– Почему окрестности Манделлена?
– Потому что оттуда ты, как я слышала, и происходишь. Это облегчает дело, тебе не придется учить названия всех тех городков и поселков, не придется запоминать новых подробностей. Кроме того, здешние, несмотря ни на что, порой спускаются с гор. Граф посылает людей, чтобы те покупали для него конскую упряжь, кожи или скот, потому что так дешевле, чем пользоваться посредничеством купцов. Племянник графа охотно ездит на юг, чтобы поохотиться в Степи на дрофу, волка и прочих животинок. Существует тень шанса, что он – или кто-то из свиты – видел тебя когда-нибудь в других обстоятельствах. Человеческая память действует избирательно, кто-то может запомнить лицо, но не сообразит, откуда оно ему знакомо.

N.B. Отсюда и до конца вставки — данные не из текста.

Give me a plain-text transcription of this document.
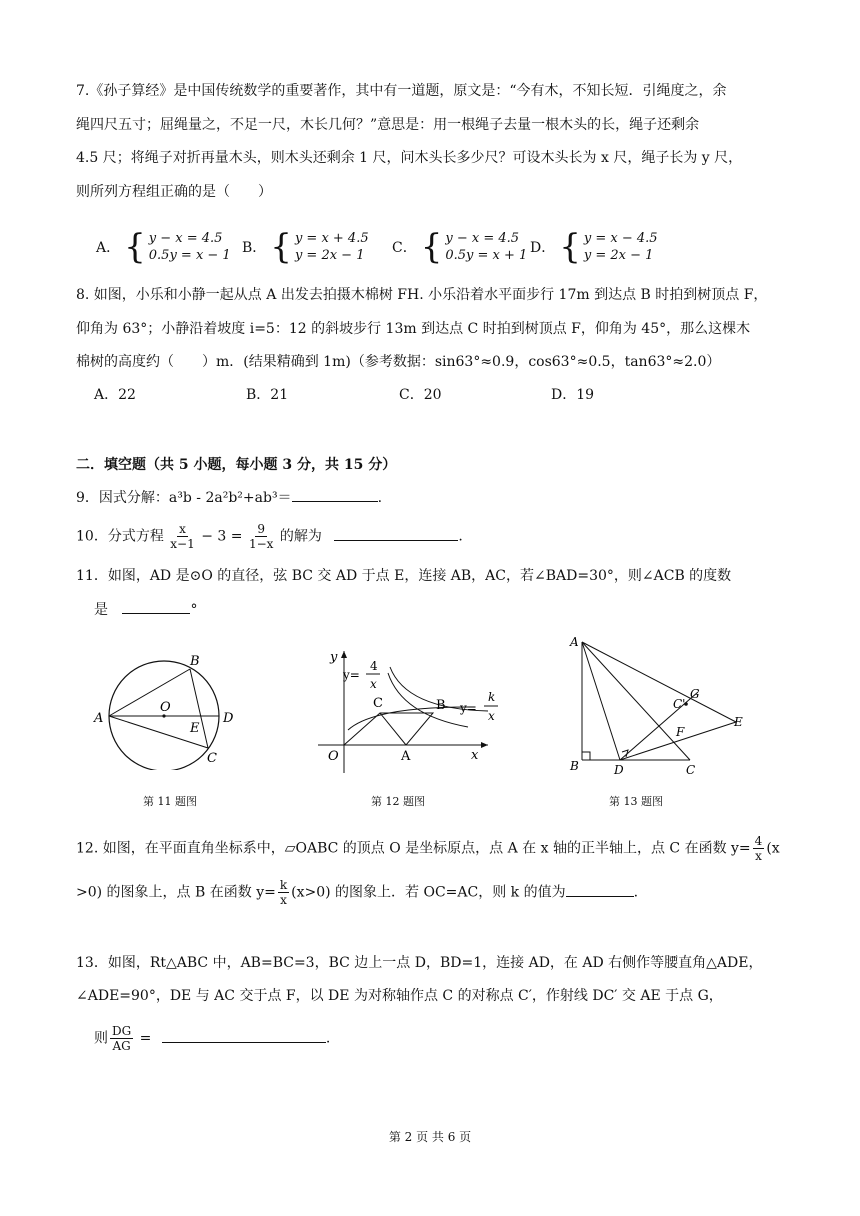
7.《孙子算经》是中国传统数学的重要著作，其中有一道题，原文是：“今有木，不知长短．引绳度之，余
绳四尺五寸；屈绳量之，不足一尺，木长几何？”意思是：用一根绳子去量一根木头的长，绳子还剩余
4.5 尺；将绳子对折再量木头，则木头还剩余 1 尺，问木头长多少尺？可设木头长为 x 尺，绳子长为 y 尺，
则所列方程组正确的是（　　）
A． { y − x = 4.5
0.5y = x − 1 B． { y = x + 4.5
y = 2x − 1 C． { y − x = 4.5
0.5y = x + 1 D． { y = x − 4.5
y = 2x − 1
8. 如图，小乐和小静一起从点 A 出发去拍摄木棉树 FH. 小乐沿着水平面步行 17m 到达点 B 时拍到树顶点 F，
仰角为 63°；小静沿着坡度 i=5：12 的斜坡步行 13m 到达点 C 时拍到树顶点 F，仰角为 45°，那么这棵木
棉树的高度约（　　）m．(结果精确到 1m)（参考数据：sin63°≈0.9，cos63°≈0.5，tan63°≈2.0）
A．22	B．21	C．20	D．19
二．填空题（共 5 小题，每小题 3 分，共 15 分）
9．因式分解：a³b - 2a²b²+ab³＝	.
10．分式方程 $\frac{x}{x-1} - 3 = \frac{9}{1-x}$ 的解为	.
11．如图，AD 是⊙O 的直径，弦 BC 交 AD 于点 E，连接 AB，AC，若∠BAD=30°，则∠ACB 的度数
是	°
A
B
O
E
D
C
第 11 题图
y
x
O	A
B
C
y=
4
x
y=
k
x
第 12 题图
A
B	D	C
G
C'
E
F
第 13 题图
12. 如图，在平面直角坐标系中，▱OABC 的顶点 O 是坐标原点，点 A 在 x 轴的正半轴上，点 C 在函数 $y= \frac{4}{x} (x$
>0) 的图象上，点 B 在函数 $y= \frac{k}{x} (x>0)$ 的图象上．若 OC=AC，则 k 的值为	.
13．如图，Rt△ABC 中，AB=BC=3，BC 边上一点 D，BD=1，连接 AD，在 AD 右侧作等腰直角△ADE，
∠ADE=90°，DE 与 AC 交于点 F，以 DE 为对称轴作点 C 的对称点 C′，作射线 DC′ 交 AE 于点 G，
则 $\frac{DG}{AG}$ =	.
第 2 页 共 6 页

Если ты вспомнишь, что жила в окрестностях Манделлена, сознание этого кого-то, – Бесара постучала пальцем в висок, – само подскажет ему остальное. Вспомнит внезапно, что видел тебя на какой-то там улице, где ты ходила с отцом. Так это и работает.
– А как мы объясним это?
Кайлеан подняла правую руку, показывая мозоли от тетивы на ладонях.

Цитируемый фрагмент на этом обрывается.